As Rule 403 exemplifies, many of the exceptions to the general admissibility of relevant evidence are based on the fallibility of fact-finders. Evidence that is relevant but likely to be on-balance detrimental to truth-seeking is therefore excluded. Other examples of rules of this form include:

  1. Use of a person’s character to prove action in conformity with that character;[5]
  2. Limitations on the use of out-of-court statements;[6] and
  3. Limitations on impeaching witnesses by their past criminal convictions[7] or religious beliefs.[8]

Relevance to Debate

Types of Arguments to Watch For

The rules of Evidence have evolved over long experience with high-stakes debates, so their substantive findings on the types of arguments that prove problematic for truth-seeking are relevant to Debate.

Opportunities for Structuring Debate

The rules of evidence could also be used to structure Debate: e.g., by training AI debaters to not make certain types of arguments, or by having a mediator screen any arguments that would violate the rules, such that the ultimate judge does not see them.

This is very interesting! I'm excited to see connections drawn between AI safety and the law / philosophy of law. It seems there are a lot of fruitful insights to be had.

You write,

The rules of Evidence have evolved over long experience with high-stakes debates, so their substantive findings on the types of arguments that prove problematic for truth-seeking are relevant to Debate.

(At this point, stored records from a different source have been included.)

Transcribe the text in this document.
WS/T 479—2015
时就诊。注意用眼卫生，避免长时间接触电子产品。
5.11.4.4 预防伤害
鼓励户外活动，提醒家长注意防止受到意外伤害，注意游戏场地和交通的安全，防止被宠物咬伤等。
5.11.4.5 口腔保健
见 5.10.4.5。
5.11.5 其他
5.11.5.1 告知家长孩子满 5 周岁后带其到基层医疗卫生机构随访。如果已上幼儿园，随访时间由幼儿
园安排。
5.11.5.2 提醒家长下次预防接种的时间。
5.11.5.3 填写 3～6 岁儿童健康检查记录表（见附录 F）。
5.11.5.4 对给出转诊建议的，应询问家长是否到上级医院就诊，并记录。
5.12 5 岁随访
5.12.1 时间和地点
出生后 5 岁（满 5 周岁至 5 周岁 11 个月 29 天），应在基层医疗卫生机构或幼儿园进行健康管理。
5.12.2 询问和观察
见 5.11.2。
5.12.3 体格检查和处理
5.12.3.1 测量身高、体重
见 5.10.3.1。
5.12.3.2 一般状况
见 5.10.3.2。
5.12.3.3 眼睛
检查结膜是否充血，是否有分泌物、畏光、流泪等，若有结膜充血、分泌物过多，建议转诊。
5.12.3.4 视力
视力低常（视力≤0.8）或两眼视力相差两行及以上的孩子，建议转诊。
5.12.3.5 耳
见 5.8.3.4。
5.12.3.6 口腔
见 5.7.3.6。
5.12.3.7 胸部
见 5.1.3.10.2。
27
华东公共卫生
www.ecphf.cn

Can you elaborate a bit on this?

I don't know anything about the history of these rules about evidence. But why think that over this history, these rules have trended towards truth-seeking per se? I wouldn't be surprised if the rules have evolved to better serve the purposes of the legal system over time, but presumably the relationship between this end and truth-seeking is quite complex. Also, people changing the rules could be mistaken about what sorts of evidence do in fact tend to lead to wrong decisions.

I think all of this is compatible with your claim. But I'd like to hear more!

Thanks for this very thoughtful comment!

I think it is accurate to say that the rules of evidence have generally aimed for truth-seeking per se. That is their stated goal, and it generally explains the liberal standard for admission (relevance, which is a very low bar and tracks Bayesian epistemology well), the even more liberal standards for discovery, and most of the admissibility exceptions (which are generally explainable by humans' imperfect Bayesianism).

You're definitely right that the legal system as a whole has many goals other than truth-seeking. However, those other goals are generally advanced through other aspects of the justice system. As an example, finality is a goal of the legal system, and is advanced through, among other things, statutes of limitations and repose. Similarly, the "beyond reasonable doubt" standard for criminal conviction is in some sense contrary to truth-seeking but advances the policy preference for underpunishment over overpunishment.

You're also right that there are some exceptions to this within evidence law itself, but not many. For example, the attorney–client privilege exists not to facilitate truth-seeking, but to protect the attorney–client relationship. Similarly, the spousal privileges exist to protect the marital relationship. (Precisely because such privileges are contrary to truth-seeking, they are interpreted narrowly. See, e.g., United States v. Aramony, 88 F.3d 1369, 1389 (4th Cir. 1996); United States v. Suarez, 820 F.2d 1158, 1160 (11th Cir. 1987)). And of course, some rules of evidence have both truth-seeking and other policy rationales. Still, on the whole and in general, the rules of evidence are aimed towards truth.